All those issue apply to Awesome as well. DE is much more than managing windows. A long time ago, I used various tiling window managers, but always ran the various Gnome background services as well.

2 comments

> * hibernate when closing lid

This is actually systemd territory today.

(One of the reasons why I like systemd in practice. They may run counter to the Unix philosophy in every possible way, but at least shit now works the same across nearly all distros and desktops.)
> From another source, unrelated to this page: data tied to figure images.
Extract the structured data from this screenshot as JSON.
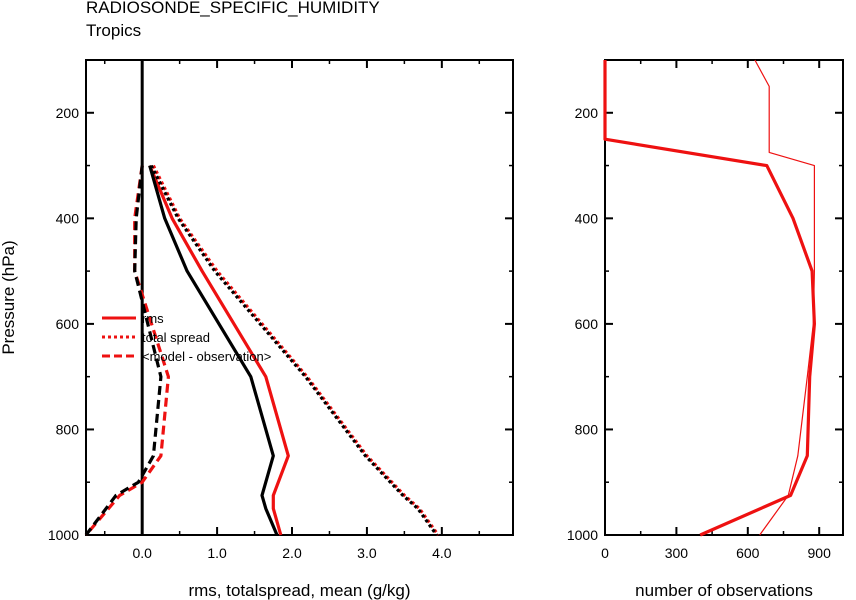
{
  "page": {
    "title": "RADIOSONDE_SPECIFIC_HUMIDITY",
    "subtitle": "Tropics"
  },
  "colors": {
    "red": "#ee1111",
    "black": "#000000",
    "axis": "#000000"
  },
  "chart_data": [
    {
      "type": "line",
      "xlabel": "rms, totalspread, mean (g/kg)",
      "ylabel": "Pressure (hPa)",
      "xlim": [
        -0.75,
        4.95
      ],
      "ylim": [
        1000,
        100
      ],
      "xticks": [
        0.0,
        1.0,
        2.0,
        3.0,
        4.0
      ],
      "xtick_labels": [
        "0.0",
        "1.0",
        "2.0",
        "3.0",
        "4.0"
      ],
      "yticks": [
        200,
        400,
        600,
        800,
        1000
      ],
      "ytick_labels": [
        "200",
        "400",
        "600",
        "800",
        "1000"
      ],
      "x_minor_ticks": [
        -0.5,
        0.5,
        1.5,
        2.5,
        3.5,
        4.5
      ],
      "y_minor_ticks": [
        100,
        300,
        500,
        700,
        900
      ],
      "vline_at_x": 0,
      "legend": {
        "placement": "middle-left",
        "entries": [
          {
            "label": "rms",
            "style": "solid"
          },
          {
            "label": "total spread",
            "style": "dotted"
          },
          {
            "label": "<model - observation>",
            "style": "dashed"
          }
        ]
      },
      "series": [
        {
          "color": "red",
          "style": "solid",
          "x": [
            0.1,
            0.4,
            0.8,
            1.65,
            1.95,
            1.75,
            1.75,
            1.85
          ],
          "y": [
            300,
            400,
            500,
            700,
            850,
            925,
            950,
            1000
          ]
        },
        {
          "color": "black",
          "style": "solid",
          "x": [
            0.1,
            0.3,
            0.6,
            1.45,
            1.75,
            1.6,
            1.65,
            1.8
          ],
          "y": [
            300,
            400,
            500,
            700,
            850,
            925,
            950,
            1000
          ]
        },
        {
          "color": "red",
          "style": "dotted",
          "x": [
            0.15,
            0.5,
            1.0,
            2.2,
            3.0,
            3.5,
            3.7,
            3.95
          ],
          "y": [
            300,
            400,
            500,
            700,
            850,
            925,
            950,
            1000
          ]
        },
        {
          "color": "black",
          "style": "dotted",
          "x": [
            0.12,
            0.48,
            0.97,
            2.18,
            2.98,
            3.48,
            3.68,
            3.93
          ],
          "y": [
            300,
            400,
            500,
            700,
            850,
            925,
            950,
            1000
          ]
        },
        {
          "color": "red",
          "style": "dashed",
          "x": [
            0.0,
            -0.1,
            -0.1,
            0.35,
            0.25,
            0.0,
            -0.3,
            -0.75
          ],
          "y": [
            300,
            400,
            500,
            700,
            850,
            900,
            925,
            1000
          ]
        },
        {
          "color": "black",
          "style": "dashed",
          "x": [
            0.0,
            -0.08,
            -0.1,
            0.25,
            0.15,
            -0.05,
            -0.35,
            -0.75
          ],
          "y": [
            300,
            400,
            500,
            700,
            850,
            900,
            925,
            1000
          ]
        }
      ]
    },
    {
      "type": "line",
      "xlabel": "number of observations",
      "ylabel": "",
      "xlim": [
        0,
        1000
      ],
      "ylim": [
        1000,
        100
      ],
      "xticks": [
        0,
        300,
        600,
        900
      ],
      "xtick_labels": [
        "0",
        "300",
        "600",
        "900"
      ],
      "yticks": [
        200,
        400,
        600,
        800,
        1000
      ],
      "ytick_labels": [
        "200",
        "400",
        "600",
        "800",
        "1000"
      ],
      "x_minor_ticks": [
        150,
        450,
        750
      ],
      "y_minor_ticks": [
        100,
        300,
        500,
        700,
        900
      ],
      "series": [
        {
          "color": "red",
          "style": "solid",
          "weight": "thick",
          "x": [
            0,
            0,
            680,
            790,
            870,
            880,
            860,
            850,
            780,
            400
          ],
          "y": [
            100,
            250,
            300,
            400,
            500,
            600,
            700,
            850,
            925,
            1000
          ]
        },
        {
          "color": "red",
          "style": "solid",
          "weight": "thin",
          "x": [
            630,
            690,
            690,
            880,
            880,
            875,
            850,
            810,
            770,
            650
          ],
          "y": [
            100,
            150,
            275,
            300,
            500,
            600,
            700,
            850,
            925,
            1000
          ]
        }
      ]
    }
  ]
}
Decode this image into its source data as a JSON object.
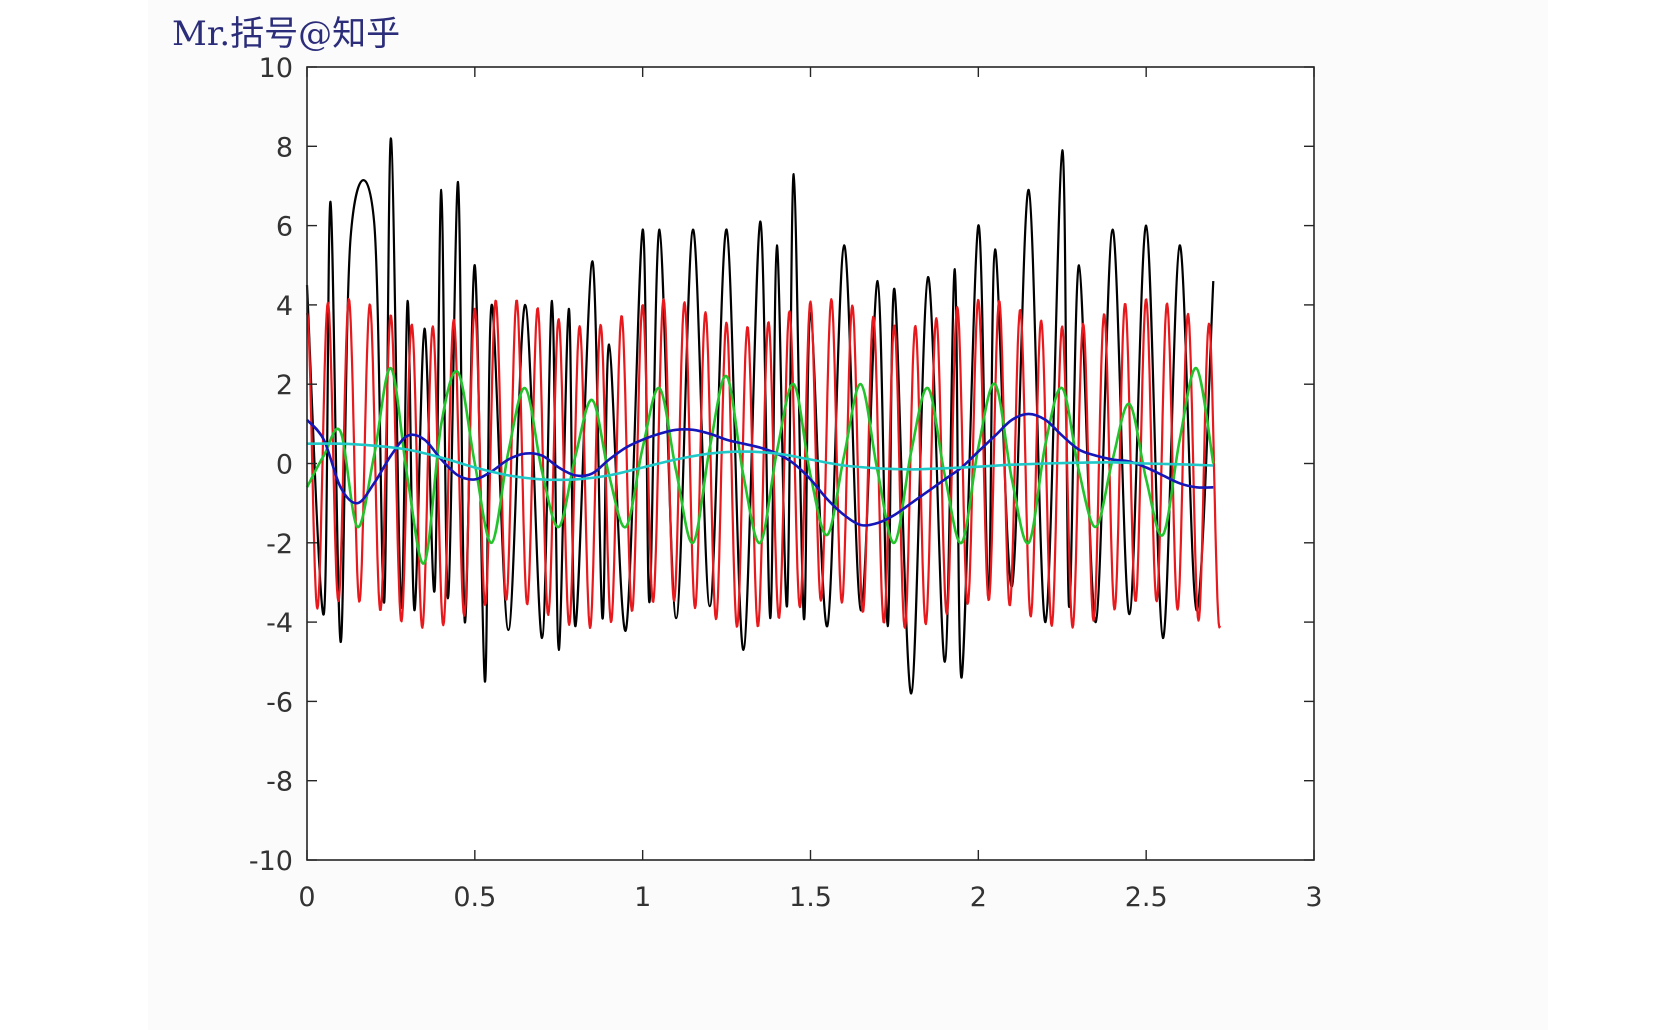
{
  "watermark": "Mr.括号@知乎",
  "chart_data": {
    "type": "line",
    "title": "",
    "xlabel": "",
    "ylabel": "",
    "xlim": [
      0,
      3
    ],
    "ylim": [
      -10,
      10
    ],
    "xticks": [
      0,
      0.5,
      1,
      1.5,
      2,
      2.5,
      3
    ],
    "xtick_labels": [
      "0",
      "0.5",
      "1",
      "1.5",
      "2",
      "2.5",
      "3"
    ],
    "yticks": [
      -10,
      -8,
      -6,
      -4,
      -2,
      0,
      2,
      4,
      6,
      8,
      10
    ],
    "ytick_labels": [
      "-10",
      "-8",
      "-6",
      "-4",
      "-2",
      "0",
      "2",
      "4",
      "6",
      "8",
      "10"
    ],
    "grid": false,
    "series": [
      {
        "color": "#000000",
        "x": [
          0.0,
          0.05,
          0.07,
          0.1,
          0.13,
          0.2,
          0.23,
          0.25,
          0.28,
          0.3,
          0.32,
          0.35,
          0.38,
          0.4,
          0.42,
          0.45,
          0.47,
          0.5,
          0.53,
          0.55,
          0.6,
          0.65,
          0.7,
          0.73,
          0.75,
          0.78,
          0.8,
          0.85,
          0.88,
          0.9,
          0.95,
          1.0,
          1.02,
          1.05,
          1.1,
          1.15,
          1.2,
          1.25,
          1.3,
          1.35,
          1.38,
          1.4,
          1.43,
          1.45,
          1.48,
          1.5,
          1.55,
          1.6,
          1.65,
          1.7,
          1.73,
          1.75,
          1.8,
          1.85,
          1.9,
          1.93,
          1.95,
          2.0,
          2.03,
          2.05,
          2.1,
          2.15,
          2.2,
          2.25,
          2.27,
          2.3,
          2.35,
          2.4,
          2.45,
          2.5,
          2.55,
          2.6,
          2.65,
          2.7
        ],
        "y": [
          4.5,
          -3.8,
          6.6,
          -4.5,
          5.7,
          6.1,
          -3.5,
          8.2,
          -3.6,
          4.1,
          -3.7,
          3.4,
          -3.2,
          6.9,
          -3.4,
          7.1,
          -4.0,
          5.0,
          -5.5,
          4.0,
          -4.2,
          4.0,
          -4.4,
          4.1,
          -4.7,
          3.9,
          -4.1,
          5.1,
          -3.9,
          3.0,
          -4.2,
          5.9,
          -3.5,
          5.9,
          -3.9,
          5.9,
          -3.6,
          5.9,
          -4.7,
          6.1,
          -3.9,
          5.5,
          -3.6,
          7.3,
          -3.9,
          3.8,
          -4.1,
          5.5,
          -3.7,
          4.6,
          -4.1,
          4.4,
          -5.8,
          4.7,
          -5.0,
          4.9,
          -5.4,
          6.0,
          -3.4,
          5.4,
          -3.1,
          6.9,
          -4.0,
          7.9,
          -3.6,
          5.0,
          -4.0,
          5.9,
          -3.8,
          6.0,
          -4.4,
          5.5,
          -3.7,
          4.6
        ]
      },
      {
        "color": "#e8191d",
        "frequency": 16,
        "amplitude": 3.8,
        "x_end": 2.72
      },
      {
        "color": "#22c32b",
        "x": [
          0.0,
          0.05,
          0.1,
          0.15,
          0.2,
          0.25,
          0.3,
          0.35,
          0.4,
          0.45,
          0.5,
          0.55,
          0.6,
          0.65,
          0.7,
          0.75,
          0.8,
          0.85,
          0.9,
          0.95,
          1.0,
          1.05,
          1.1,
          1.15,
          1.2,
          1.25,
          1.3,
          1.35,
          1.4,
          1.45,
          1.5,
          1.55,
          1.6,
          1.65,
          1.7,
          1.75,
          1.8,
          1.85,
          1.9,
          1.95,
          2.0,
          2.05,
          2.1,
          2.15,
          2.2,
          2.25,
          2.3,
          2.35,
          2.4,
          2.45,
          2.5,
          2.55,
          2.6,
          2.65,
          2.7
        ],
        "y": [
          -0.6,
          0.2,
          0.8,
          -1.6,
          0.2,
          2.4,
          -0.4,
          -2.5,
          1.0,
          2.3,
          0.0,
          -2.0,
          0.3,
          1.9,
          -0.2,
          -1.6,
          0.2,
          1.6,
          -0.3,
          -1.6,
          0.4,
          1.9,
          -0.2,
          -2.0,
          0.4,
          2.2,
          -0.3,
          -2.0,
          0.3,
          2.0,
          -0.3,
          -1.8,
          0.2,
          2.0,
          -0.2,
          -2.0,
          0.3,
          1.9,
          -0.3,
          -2.0,
          0.4,
          2.0,
          -0.4,
          -2.0,
          0.5,
          1.9,
          -0.2,
          -1.6,
          0.1,
          1.5,
          -0.4,
          -1.8,
          0.6,
          2.4,
          0.0
        ]
      },
      {
        "color": "#1515b8",
        "x": [
          0.0,
          0.05,
          0.1,
          0.15,
          0.2,
          0.25,
          0.3,
          0.35,
          0.4,
          0.45,
          0.5,
          0.55,
          0.6,
          0.65,
          0.7,
          0.75,
          0.8,
          0.85,
          0.9,
          0.95,
          1.0,
          1.05,
          1.1,
          1.15,
          1.2,
          1.25,
          1.3,
          1.35,
          1.4,
          1.45,
          1.5,
          1.55,
          1.6,
          1.65,
          1.7,
          1.75,
          1.8,
          1.85,
          1.9,
          1.95,
          2.0,
          2.05,
          2.1,
          2.15,
          2.2,
          2.25,
          2.3,
          2.35,
          2.4,
          2.45,
          2.5,
          2.55,
          2.6,
          2.65,
          2.7
        ],
        "y": [
          1.1,
          0.6,
          -0.6,
          -1.0,
          -0.5,
          0.2,
          0.7,
          0.6,
          0.1,
          -0.3,
          -0.4,
          -0.2,
          0.1,
          0.25,
          0.2,
          -0.1,
          -0.3,
          -0.25,
          0.1,
          0.4,
          0.6,
          0.75,
          0.85,
          0.85,
          0.75,
          0.6,
          0.5,
          0.4,
          0.25,
          0.0,
          -0.4,
          -0.9,
          -1.3,
          -1.55,
          -1.5,
          -1.3,
          -1.0,
          -0.7,
          -0.4,
          -0.1,
          0.3,
          0.7,
          1.1,
          1.25,
          1.1,
          0.7,
          0.35,
          0.2,
          0.1,
          0.05,
          -0.1,
          -0.3,
          -0.5,
          -0.6,
          -0.6
        ]
      },
      {
        "color": "#20c8c8",
        "x": [
          0.0,
          0.1,
          0.2,
          0.3,
          0.4,
          0.5,
          0.6,
          0.7,
          0.8,
          0.9,
          1.0,
          1.1,
          1.2,
          1.3,
          1.4,
          1.5,
          1.6,
          1.7,
          1.8,
          1.9,
          2.0,
          2.1,
          2.2,
          2.3,
          2.4,
          2.5,
          2.6,
          2.7
        ],
        "y": [
          0.5,
          0.5,
          0.45,
          0.35,
          0.15,
          -0.1,
          -0.3,
          -0.4,
          -0.4,
          -0.3,
          -0.1,
          0.1,
          0.25,
          0.3,
          0.25,
          0.1,
          -0.05,
          -0.12,
          -0.15,
          -0.12,
          -0.08,
          -0.03,
          0.0,
          0.02,
          0.03,
          0.0,
          -0.02,
          -0.05
        ]
      }
    ]
  }
}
>(XFCE, LXDE, ...) but they lacked little features like: * hibernate when closing lid * cpu/mem/network visualization in top/bottom bar * clean theme without much fiddling * mute/unmute via hardware button

All of those are possible with XFCE. Technically I think the mute/unmute thing comes through ACPI or something -- it works in any DE I've used.

On my desktop i have a mute key on the keyboard, and it shows up in X11 as a special key. From there i have set the XFCE keyboard manager to run some ALSA commands on pressing it to toggle the mute state of the master volume control.

Works fine, but then i do not have any transitory (USB) audio devices.

I suspect the lid close can be bound similarly (but these days you have the whole crapola of powerkit/powerd depending on systemd-logind handling the gruntwork, so who really knows).